About Israel Adeloye
Dexter’s dental care options include a practice right on Church Street, where routine checkups and preventive treatments keep the community’s smiles in shape. This isn’t a specialty clinic but a general dentist’s office handling everything from cleanings and fillings to basic extractions—no frills, just the essentials. The address, 29 Church St, places it within easy reach of downtown, where parking tends to be manageable compared to busier hubs. Most who stop by are locals; the kind of place you’d book for a quick cavity check or a last-minute chip repair before a weekend event.
General dentistry here covers the expected scope: exams, X-rays, and those twice-yearly cleanings that insurance plans typically highlight. There’s no orthodontics or cosmetic overhaul advertised—just the core work that keeps teeth functional. For a town like Dexter, where the population skews toward practical needs over luxury services, that focus aligns well. The street itself is quiet, lined with older New England-style buildings that house a mix of professional offices and small storefronts. It’s the sort of block where you’d also find a lawyer’s office or a tax preparer, not a café or boutique.

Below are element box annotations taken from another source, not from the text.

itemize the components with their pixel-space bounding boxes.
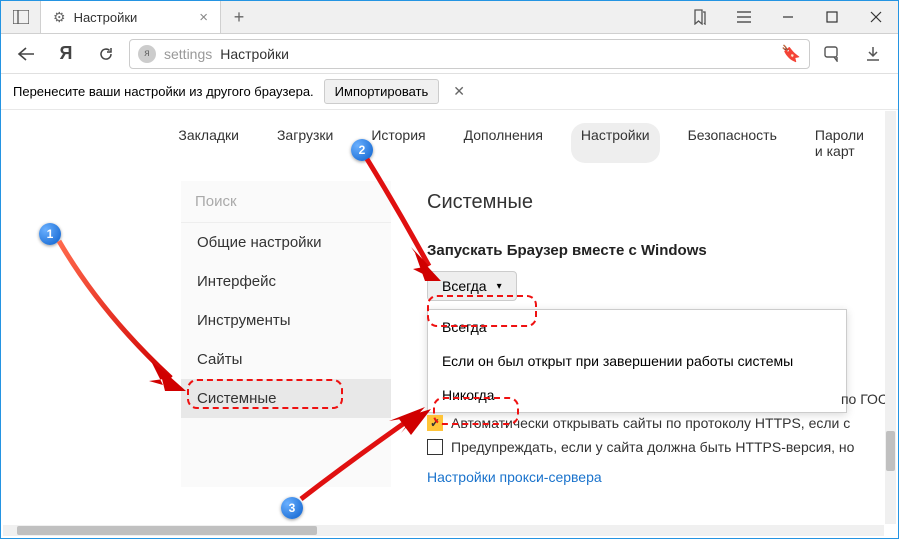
bookmark-icon[interactable]: 🔖 — [781, 44, 801, 64]
sidebar-toggle-icon[interactable] — [1, 1, 41, 33]
annotation-badge-2: 2 — [351, 139, 373, 161]
gear-icon: ⚙ — [53, 9, 66, 26]
section-title: Запускать Браузер вместе с Windows — [427, 242, 898, 259]
titlebar: ⚙ Настройки × + — [1, 1, 898, 34]
content-area: Закладки Загрузки История Дополнения Настрой… — [1, 111, 898, 526]
address-text: Настройки — [220, 46, 289, 62]
settings-nav: ЗакладкиЗагрузкиИсторияДополненияНастрой… — [201, 111, 898, 181]
nav-tab-3[interactable]: Дополнения — [454, 123, 553, 163]
startup-dropdown[interactable]: Всегда ▾ — [427, 271, 517, 301]
chevron-down-icon: ▾ — [497, 281, 502, 292]
nav-tab-5[interactable]: Безопасность — [678, 123, 787, 163]
checkbox-label: Предупреждать, если у сайта должна быть … — [451, 439, 854, 455]
minimize-button[interactable] — [766, 1, 810, 33]
menu-icon[interactable] — [722, 1, 766, 33]
reload-button[interactable] — [89, 37, 123, 71]
maximize-button[interactable] — [810, 1, 854, 33]
nav-tab-6[interactable]: Пароли и карт — [805, 123, 874, 163]
search-input[interactable]: Поиск — [181, 181, 391, 223]
browser-tab[interactable]: ⚙ Настройки × — [41, 1, 221, 33]
sidebar-item-1[interactable]: Интерфейс — [181, 262, 391, 301]
nav-tab-4[interactable]: Настройки — [571, 123, 660, 163]
bookmarks-icon[interactable] — [678, 1, 722, 33]
sidebar-item-4[interactable]: Системные — [181, 379, 391, 418]
nav-tab-0[interactable]: Закладки — [168, 123, 249, 163]
feedback-icon[interactable] — [816, 37, 850, 71]
checkbox-label: Автоматически открывать сайты по протоко… — [451, 415, 850, 431]
gost-text: по ГОС — [427, 391, 898, 407]
checkbox-checked-icon[interactable] — [427, 415, 443, 431]
dropdown-item-0[interactable]: Всегда — [428, 310, 846, 344]
home-button[interactable]: Я — [49, 37, 83, 71]
import-button[interactable]: Импортировать — [324, 79, 440, 104]
panel-title: Системные — [427, 191, 898, 214]
sidebar-item-0[interactable]: Общие настройки — [181, 223, 391, 262]
address-bar[interactable]: я settings Настройки 🔖 — [129, 39, 810, 69]
downloads-icon[interactable] — [856, 37, 890, 71]
settings-sidebar: Поиск Общие настройкиИнтерфейсИнструмент… — [181, 181, 391, 487]
annotation-badge-3: 3 — [281, 497, 303, 519]
proxy-settings-link[interactable]: Настройки прокси-сервера — [427, 469, 602, 485]
settings-panel: Системные Запускать Браузер вместе с Win… — [391, 181, 898, 487]
sidebar-item-2[interactable]: Инструменты — [181, 301, 391, 340]
checkbox-row-https-warn[interactable]: Предупреждать, если у сайта должна быть … — [427, 439, 898, 455]
dropdown-value: Всегда — [442, 278, 487, 294]
close-icon[interactable]: × — [199, 9, 208, 26]
back-button[interactable] — [9, 37, 43, 71]
vertical-scrollbar[interactable] — [885, 111, 896, 524]
address-keyword: settings — [164, 46, 212, 62]
import-banner: Перенесите ваши настройки из другого бра… — [1, 74, 898, 110]
nav-tab-2[interactable]: История — [361, 123, 435, 163]
sidebar-item-3[interactable]: Сайты — [181, 340, 391, 379]
checkbox-icon[interactable] — [427, 439, 443, 455]
horizontal-scrollbar[interactable] — [3, 525, 884, 536]
checkbox-row-https-auto[interactable]: Автоматически открывать сайты по протоко… — [427, 415, 898, 431]
dropdown-item-1[interactable]: Если он был открыт при завершении работы… — [428, 344, 846, 378]
close-button[interactable] — [854, 1, 898, 33]
toolbar: Я я settings Настройки 🔖 — [1, 34, 898, 74]
tab-title: Настройки — [74, 10, 192, 25]
annotation-badge-1: 1 — [39, 223, 61, 245]
new-tab-button[interactable]: + — [221, 1, 257, 33]
nav-tab-1[interactable]: Загрузки — [267, 123, 343, 163]
site-icon: я — [138, 45, 156, 63]
import-text: Перенесите ваши настройки из другого бра… — [13, 84, 314, 99]
banner-close-icon[interactable]: ✕ — [453, 83, 465, 100]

Directions are simple if you’re familiar with the area; the map pins it just north of the main intersection, where Church meets Spring. No landmark needed—it’s a small town, and the address does the work. Questions about coverage or availability? A call sorts it out faster than scrolling through a website. That’s often the case with long-standing local practices, where the front desk still picks up without a menu of automated options.

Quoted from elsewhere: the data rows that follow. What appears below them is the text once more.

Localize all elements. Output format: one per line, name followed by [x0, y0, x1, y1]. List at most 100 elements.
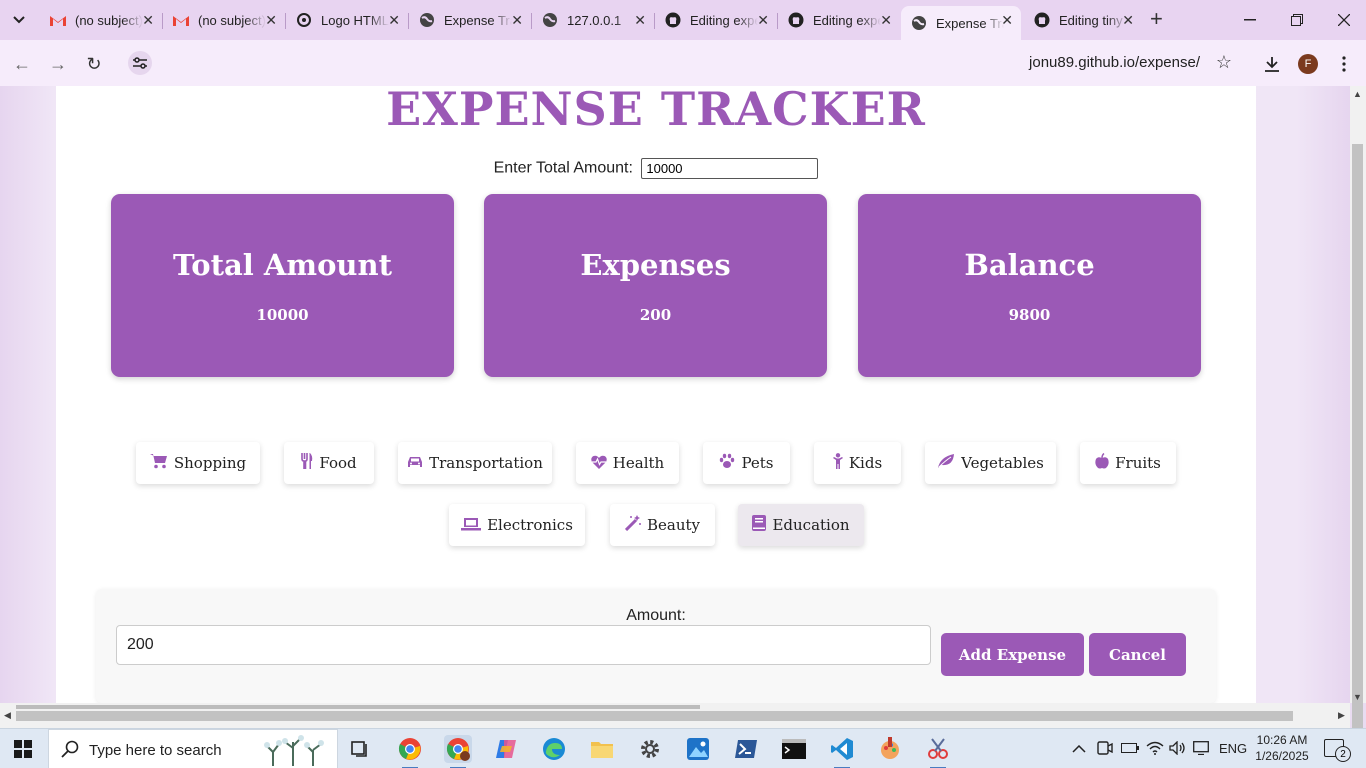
expense-app-container: EXPENSE TRACKER Enter Total Amount: Tota…: [56, 86, 1256, 703]
category-shopping[interactable]: Shopping: [136, 442, 260, 484]
wifi-icon[interactable]: [1146, 741, 1164, 758]
total-amount-card: Total Amount 10000: [111, 194, 454, 377]
url-text[interactable]: jonu89.github.io/expense/: [1029, 54, 1200, 71]
utensils-icon: [301, 453, 313, 473]
tab-github-1[interactable]: Editing expense ✕: [655, 6, 778, 34]
tab-title: Editing tiny: [1059, 12, 1123, 28]
tab-logo-html[interactable]: Logo HTML ✕: [286, 6, 409, 34]
restore-button[interactable]: [1285, 8, 1309, 32]
magic-wand-icon: [624, 515, 641, 535]
horizontal-scroll-thumb[interactable]: [16, 711, 1293, 721]
total-amount-input[interactable]: [641, 158, 819, 179]
amount-input[interactable]: [116, 625, 931, 665]
tab-expense-tracker[interactable]: Expense Tracker ✕: [409, 6, 532, 34]
category-beauty[interactable]: Beauty: [610, 504, 715, 546]
chrome-profile-icon[interactable]: [444, 735, 472, 768]
notification-center-icon[interactable]: 2: [1324, 739, 1351, 762]
close-icon[interactable]: ✕: [1122, 12, 1134, 28]
category-pets[interactable]: Pets: [703, 442, 790, 484]
address-bar[interactable]: jonu89.github.io/expense/ ☆: [120, 45, 1246, 81]
taskbar-search[interactable]: Type here to search: [48, 729, 338, 768]
close-icon[interactable]: ✕: [265, 12, 277, 28]
new-tab-button[interactable]: +: [1150, 8, 1163, 30]
close-icon[interactable]: ✕: [511, 12, 523, 28]
scroll-left-icon[interactable]: ◀: [4, 710, 11, 721]
vscode-icon[interactable]: [828, 735, 856, 768]
apple-icon: [1095, 452, 1109, 473]
horizontal-scroll-indicator: [16, 705, 700, 709]
card-title: Expenses: [580, 248, 731, 282]
gmail-icon: [173, 12, 189, 28]
close-icon[interactable]: ✕: [142, 12, 154, 28]
cancel-button[interactable]: Cancel: [1089, 633, 1186, 676]
tab-github-3[interactable]: Editing tiny ✕: [1024, 6, 1142, 34]
tab-localhost[interactable]: 127.0.0.1 ✕: [532, 6, 655, 34]
display-icon[interactable]: [1193, 741, 1209, 758]
minimize-button[interactable]: [1238, 8, 1262, 32]
battery-icon[interactable]: [1121, 741, 1139, 756]
amount-label: Amount:: [626, 607, 686, 624]
bookmark-star-icon[interactable]: ☆: [1216, 52, 1232, 73]
edge-icon[interactable]: [540, 735, 568, 763]
copilot-icon[interactable]: [492, 735, 520, 763]
settings-gear-icon[interactable]: [636, 735, 664, 763]
tab-gmail-2[interactable]: (no subject) ✕: [163, 6, 286, 34]
category-electronics[interactable]: Electronics: [449, 504, 585, 546]
menu-kebab-icon[interactable]: [1332, 52, 1356, 76]
github-icon: [788, 12, 804, 28]
tab-search-button[interactable]: [6, 8, 32, 32]
category-fruits[interactable]: Fruits: [1080, 442, 1176, 484]
clock-date: 1/26/2025: [1255, 749, 1309, 763]
tab-github-2[interactable]: Editing expense ✕: [778, 6, 900, 34]
close-window-button[interactable]: [1332, 8, 1356, 32]
profile-avatar[interactable]: F: [1296, 52, 1320, 76]
terminal-icon[interactable]: [780, 735, 808, 763]
category-food[interactable]: Food: [284, 442, 374, 484]
reload-button[interactable]: ↻: [82, 52, 106, 76]
car-icon: [407, 454, 423, 473]
vertical-scrollbar[interactable]: ▲ ▼: [1350, 86, 1366, 744]
file-explorer-icon[interactable]: [588, 735, 616, 763]
back-button[interactable]: ←: [10, 52, 34, 76]
close-icon[interactable]: ✕: [388, 12, 400, 28]
chevron-up-icon[interactable]: [1072, 741, 1086, 756]
category-kids[interactable]: Kids: [814, 442, 901, 484]
clock-time: 10:26 AM: [1256, 733, 1308, 747]
category-label: Food: [319, 454, 357, 472]
horizontal-scrollbar[interactable]: ◀ ▶: [0, 703, 1350, 728]
windows-start-icon[interactable]: [14, 740, 32, 758]
category-transportation[interactable]: Transportation: [398, 442, 552, 484]
category-education[interactable]: Education: [738, 504, 864, 546]
tab-expense-tracker-active[interactable]: Expense Tracker ✕: [901, 6, 1021, 40]
task-view-icon[interactable]: [346, 735, 374, 763]
category-vegetables[interactable]: Vegetables: [925, 442, 1056, 484]
vertical-scroll-thumb[interactable]: [1352, 144, 1363, 744]
add-expense-button[interactable]: Add Expense: [941, 633, 1084, 676]
chrome-icon[interactable]: [396, 735, 424, 768]
close-icon[interactable]: ✕: [757, 12, 769, 28]
paint-app-icon[interactable]: [876, 735, 904, 763]
scroll-up-icon[interactable]: ▲: [1353, 89, 1362, 99]
snipping-tool-icon[interactable]: [924, 735, 952, 768]
tab-title: Logo HTML: [321, 12, 389, 28]
volume-icon[interactable]: [1169, 740, 1187, 758]
category-label: Electronics: [487, 516, 573, 534]
site-info-icon[interactable]: [128, 51, 152, 75]
close-icon[interactable]: ✕: [1001, 12, 1013, 28]
tab-strip: (no subject) ✕ (no subject) ✕ Logo HTML …: [0, 0, 1366, 40]
meet-now-icon[interactable]: [1097, 741, 1113, 758]
tab-title: Editing expense: [690, 12, 758, 28]
close-icon[interactable]: ✕: [880, 12, 892, 28]
scroll-down-icon[interactable]: ▼: [1353, 692, 1362, 702]
close-icon[interactable]: ✕: [634, 12, 646, 28]
powershell-icon[interactable]: [732, 735, 760, 763]
forward-button[interactable]: →: [46, 52, 70, 76]
download-icon[interactable]: [1260, 52, 1284, 76]
tab-gmail-1[interactable]: (no subject) ✕: [40, 6, 163, 34]
photos-icon[interactable]: [684, 735, 712, 763]
category-health[interactable]: Health: [576, 442, 679, 484]
system-clock[interactable]: 10:26 AM 1/26/2025: [1252, 732, 1312, 764]
scroll-right-icon[interactable]: ▶: [1338, 710, 1345, 721]
language-indicator[interactable]: ENG: [1219, 741, 1247, 756]
github-icon: [665, 12, 681, 28]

Adding contact info once near the end: call (207) 924-5200 for appointments or details. The practice doesn’t broadcast extended hours or weekend slots, so weekday calls are safest. No online booking portal is mentioned, which some might see as old-school but others as a sign of a no-nonsense approach. Either way, it’s one of the few dental offices actually listed for Dexter—a town where "convenient" usually means "not an hour’s drive away."